Pan De Muertos

by Editorial Staff

Summary

Prep Time 45 mins
Total Time 2 hrs 45 mins
Course Baking
Cuisine European
Servings (Default: 1)

Ingredients

  • 400 g flour
  • 1 packet yeast (dry yeast)
  • 75 g water, lukewarm
  • 75 g milk, lukewarm
  • 2 egg (s)
  • 50 g butter, liquid / melted
  • 75 grams sugar
  • 1 pinch (s) salt
  • 1 teaspoon anise (seeds)
  • 1 egg (s)
  • 2 teaspoons water
  • Cinnamon - sugar, colored sugar sprinkles or orange icing
Pan De Muertos
Pan De Muertos

Instructions

  1. Mix the flour with the dry yeast. Mix the milk, water, butter, sugar, salt, aniseed and eggs together. Add liquid to the flour and knead to form an elastic dough, possibly add more flour (if the dough sticks) or more milk (if the mixture is too dry).
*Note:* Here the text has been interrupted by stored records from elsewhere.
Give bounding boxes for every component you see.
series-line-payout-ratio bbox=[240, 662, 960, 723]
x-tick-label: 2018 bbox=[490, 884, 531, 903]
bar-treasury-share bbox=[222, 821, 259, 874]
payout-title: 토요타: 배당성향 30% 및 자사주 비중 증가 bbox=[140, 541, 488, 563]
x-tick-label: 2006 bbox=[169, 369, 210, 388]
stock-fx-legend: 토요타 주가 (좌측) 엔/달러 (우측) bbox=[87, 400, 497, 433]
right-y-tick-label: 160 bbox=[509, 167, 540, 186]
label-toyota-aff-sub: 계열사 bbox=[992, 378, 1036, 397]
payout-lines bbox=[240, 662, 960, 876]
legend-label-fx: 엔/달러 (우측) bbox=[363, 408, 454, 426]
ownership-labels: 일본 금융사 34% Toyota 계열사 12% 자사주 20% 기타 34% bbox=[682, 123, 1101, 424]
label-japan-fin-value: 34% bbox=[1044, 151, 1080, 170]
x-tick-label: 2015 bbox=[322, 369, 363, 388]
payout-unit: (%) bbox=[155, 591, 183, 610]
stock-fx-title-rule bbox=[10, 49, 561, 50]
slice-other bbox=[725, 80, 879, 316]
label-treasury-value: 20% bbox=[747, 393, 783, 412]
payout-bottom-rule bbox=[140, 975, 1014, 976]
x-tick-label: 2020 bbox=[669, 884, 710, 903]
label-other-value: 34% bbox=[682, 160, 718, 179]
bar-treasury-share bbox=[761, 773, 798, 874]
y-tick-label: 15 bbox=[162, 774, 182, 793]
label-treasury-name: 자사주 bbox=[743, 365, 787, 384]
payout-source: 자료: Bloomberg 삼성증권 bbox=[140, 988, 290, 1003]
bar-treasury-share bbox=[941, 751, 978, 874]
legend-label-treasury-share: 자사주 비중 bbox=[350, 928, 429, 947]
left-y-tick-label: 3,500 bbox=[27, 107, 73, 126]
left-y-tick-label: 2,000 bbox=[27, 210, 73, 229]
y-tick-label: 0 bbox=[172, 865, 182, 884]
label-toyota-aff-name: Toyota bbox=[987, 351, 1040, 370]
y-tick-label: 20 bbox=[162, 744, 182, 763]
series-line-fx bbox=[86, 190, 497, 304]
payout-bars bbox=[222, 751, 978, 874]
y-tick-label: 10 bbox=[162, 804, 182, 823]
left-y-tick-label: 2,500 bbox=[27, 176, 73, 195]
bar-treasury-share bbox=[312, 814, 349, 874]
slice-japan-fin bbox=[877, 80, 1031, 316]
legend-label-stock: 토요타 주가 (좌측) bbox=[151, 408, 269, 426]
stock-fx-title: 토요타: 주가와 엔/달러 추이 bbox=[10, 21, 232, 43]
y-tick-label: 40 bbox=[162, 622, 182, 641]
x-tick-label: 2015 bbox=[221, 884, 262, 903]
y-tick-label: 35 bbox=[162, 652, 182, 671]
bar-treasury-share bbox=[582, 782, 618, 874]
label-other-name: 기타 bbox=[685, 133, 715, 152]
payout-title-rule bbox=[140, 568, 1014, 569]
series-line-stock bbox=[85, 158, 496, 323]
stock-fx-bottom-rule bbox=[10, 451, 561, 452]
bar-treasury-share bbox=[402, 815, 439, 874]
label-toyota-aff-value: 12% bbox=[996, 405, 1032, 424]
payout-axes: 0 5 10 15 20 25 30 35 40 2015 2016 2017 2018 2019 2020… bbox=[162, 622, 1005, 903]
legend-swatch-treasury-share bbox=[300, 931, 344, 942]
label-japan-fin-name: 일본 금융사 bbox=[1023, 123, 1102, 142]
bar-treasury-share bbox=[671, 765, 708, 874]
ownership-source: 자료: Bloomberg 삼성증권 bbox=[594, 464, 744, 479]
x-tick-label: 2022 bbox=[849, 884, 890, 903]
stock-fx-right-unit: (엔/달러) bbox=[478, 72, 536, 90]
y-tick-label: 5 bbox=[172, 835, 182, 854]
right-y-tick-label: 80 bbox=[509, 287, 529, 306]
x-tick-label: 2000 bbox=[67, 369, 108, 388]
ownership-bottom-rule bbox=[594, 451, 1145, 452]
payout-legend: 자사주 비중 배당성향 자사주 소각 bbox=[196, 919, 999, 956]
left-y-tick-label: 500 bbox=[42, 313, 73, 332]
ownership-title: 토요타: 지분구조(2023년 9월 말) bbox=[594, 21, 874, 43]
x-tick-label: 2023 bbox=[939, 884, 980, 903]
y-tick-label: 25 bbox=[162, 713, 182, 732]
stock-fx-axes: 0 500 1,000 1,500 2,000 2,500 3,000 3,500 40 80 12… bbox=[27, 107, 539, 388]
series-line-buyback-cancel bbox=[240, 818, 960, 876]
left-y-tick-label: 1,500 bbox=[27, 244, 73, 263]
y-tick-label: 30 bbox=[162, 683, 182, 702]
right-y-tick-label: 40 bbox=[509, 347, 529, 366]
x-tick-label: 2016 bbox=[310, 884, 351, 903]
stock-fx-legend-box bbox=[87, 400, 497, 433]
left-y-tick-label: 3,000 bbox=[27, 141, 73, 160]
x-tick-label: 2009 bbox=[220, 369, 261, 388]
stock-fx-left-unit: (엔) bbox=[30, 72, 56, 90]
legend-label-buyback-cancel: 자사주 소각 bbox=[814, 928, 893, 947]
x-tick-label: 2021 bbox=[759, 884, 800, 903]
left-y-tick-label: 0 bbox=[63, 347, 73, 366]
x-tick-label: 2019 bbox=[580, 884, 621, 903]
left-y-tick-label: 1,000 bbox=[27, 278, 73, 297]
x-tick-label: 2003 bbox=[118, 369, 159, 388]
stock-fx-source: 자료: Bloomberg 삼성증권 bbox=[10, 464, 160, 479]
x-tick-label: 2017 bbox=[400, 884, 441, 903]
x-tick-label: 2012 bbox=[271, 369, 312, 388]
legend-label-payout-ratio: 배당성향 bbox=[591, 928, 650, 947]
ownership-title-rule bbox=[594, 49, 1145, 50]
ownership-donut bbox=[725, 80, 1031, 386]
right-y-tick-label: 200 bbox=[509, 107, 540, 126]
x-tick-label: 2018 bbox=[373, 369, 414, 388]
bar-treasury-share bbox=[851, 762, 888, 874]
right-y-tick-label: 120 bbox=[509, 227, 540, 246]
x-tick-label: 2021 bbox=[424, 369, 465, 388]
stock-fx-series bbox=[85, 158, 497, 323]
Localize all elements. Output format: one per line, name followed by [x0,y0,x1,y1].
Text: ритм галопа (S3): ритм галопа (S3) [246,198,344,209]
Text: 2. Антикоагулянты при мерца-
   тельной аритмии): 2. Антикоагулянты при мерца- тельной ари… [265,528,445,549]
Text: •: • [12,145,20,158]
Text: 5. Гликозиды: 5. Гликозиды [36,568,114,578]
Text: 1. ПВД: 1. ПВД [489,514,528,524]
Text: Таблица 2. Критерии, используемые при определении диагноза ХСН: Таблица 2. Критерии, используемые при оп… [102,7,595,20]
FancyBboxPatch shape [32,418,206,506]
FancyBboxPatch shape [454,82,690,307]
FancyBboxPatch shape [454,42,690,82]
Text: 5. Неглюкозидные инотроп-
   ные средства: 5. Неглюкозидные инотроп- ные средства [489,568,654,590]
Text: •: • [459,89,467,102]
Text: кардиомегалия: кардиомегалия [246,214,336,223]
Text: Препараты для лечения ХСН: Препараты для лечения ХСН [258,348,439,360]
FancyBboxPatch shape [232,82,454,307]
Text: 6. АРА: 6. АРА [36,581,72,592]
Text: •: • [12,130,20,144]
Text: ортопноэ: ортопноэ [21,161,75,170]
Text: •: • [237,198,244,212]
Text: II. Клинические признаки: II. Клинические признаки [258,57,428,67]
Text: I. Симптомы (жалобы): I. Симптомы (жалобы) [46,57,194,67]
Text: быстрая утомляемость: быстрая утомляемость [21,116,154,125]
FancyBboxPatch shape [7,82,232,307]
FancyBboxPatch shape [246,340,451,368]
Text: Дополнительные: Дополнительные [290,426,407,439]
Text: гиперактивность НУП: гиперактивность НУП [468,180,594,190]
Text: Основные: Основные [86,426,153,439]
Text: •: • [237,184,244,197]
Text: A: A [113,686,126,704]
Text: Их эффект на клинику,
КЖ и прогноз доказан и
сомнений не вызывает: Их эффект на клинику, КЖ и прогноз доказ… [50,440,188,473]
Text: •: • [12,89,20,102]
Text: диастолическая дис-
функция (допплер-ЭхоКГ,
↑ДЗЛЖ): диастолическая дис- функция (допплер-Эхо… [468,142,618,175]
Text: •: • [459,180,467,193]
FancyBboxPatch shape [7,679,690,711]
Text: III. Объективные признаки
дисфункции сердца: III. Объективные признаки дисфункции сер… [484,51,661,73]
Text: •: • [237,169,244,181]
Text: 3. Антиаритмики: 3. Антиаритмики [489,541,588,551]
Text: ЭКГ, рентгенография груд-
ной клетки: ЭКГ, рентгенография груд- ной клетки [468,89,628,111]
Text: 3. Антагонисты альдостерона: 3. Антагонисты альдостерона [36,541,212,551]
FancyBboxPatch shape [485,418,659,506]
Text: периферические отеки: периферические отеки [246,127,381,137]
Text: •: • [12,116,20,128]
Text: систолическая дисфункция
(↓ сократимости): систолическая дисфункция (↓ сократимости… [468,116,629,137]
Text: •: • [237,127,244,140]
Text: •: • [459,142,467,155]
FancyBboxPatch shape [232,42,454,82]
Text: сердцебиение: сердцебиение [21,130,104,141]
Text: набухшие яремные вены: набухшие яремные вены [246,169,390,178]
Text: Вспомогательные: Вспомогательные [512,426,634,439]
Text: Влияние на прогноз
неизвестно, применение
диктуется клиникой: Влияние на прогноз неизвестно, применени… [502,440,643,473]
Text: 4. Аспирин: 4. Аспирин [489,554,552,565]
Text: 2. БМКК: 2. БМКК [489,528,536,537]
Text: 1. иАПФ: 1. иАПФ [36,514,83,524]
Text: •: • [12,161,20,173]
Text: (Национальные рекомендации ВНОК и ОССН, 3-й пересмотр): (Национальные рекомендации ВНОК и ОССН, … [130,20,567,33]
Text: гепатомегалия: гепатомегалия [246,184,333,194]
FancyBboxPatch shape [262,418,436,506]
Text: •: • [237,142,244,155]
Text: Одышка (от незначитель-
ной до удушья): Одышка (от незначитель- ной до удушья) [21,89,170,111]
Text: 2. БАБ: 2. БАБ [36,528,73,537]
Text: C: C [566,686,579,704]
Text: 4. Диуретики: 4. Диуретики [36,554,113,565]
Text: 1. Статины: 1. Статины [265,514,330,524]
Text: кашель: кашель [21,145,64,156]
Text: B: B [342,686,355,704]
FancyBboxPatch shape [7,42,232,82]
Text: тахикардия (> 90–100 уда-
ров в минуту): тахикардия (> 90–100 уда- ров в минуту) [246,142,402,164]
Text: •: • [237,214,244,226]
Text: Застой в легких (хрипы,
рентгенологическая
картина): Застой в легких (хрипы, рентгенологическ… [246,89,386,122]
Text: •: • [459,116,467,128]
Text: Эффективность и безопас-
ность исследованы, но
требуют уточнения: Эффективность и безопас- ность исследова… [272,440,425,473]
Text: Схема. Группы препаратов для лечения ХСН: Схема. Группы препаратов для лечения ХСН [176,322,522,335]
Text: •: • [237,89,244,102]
Cover and let rise in a warm place for an hour. Then knead the dough again and set aside about an eighth. Shape the rest into a round loaf. Shape the rest of the dough into elongated sticks (bones), some small ovals (skulls), and place them on the bread. Put the bread on a baking sheet and let rise again for an hour.
  2. For the egg glaze, beat the egg with two teaspoons of water and brush the bread with it. Sprinkle lightly with cinnamon sugar (or skip this step and frosting later). Bake in the oven at 180 degrees for about 40 minutes, possibly cover with aluminum foil if it gets too dark. Cooking test: The bread must sound hollow when you knock on the floor.
  3. There are infinitely many variations for this bread in Mexico. Sometimes smaller rolls in the shape of a skull are baked or round pieces that are imaginatively decorated.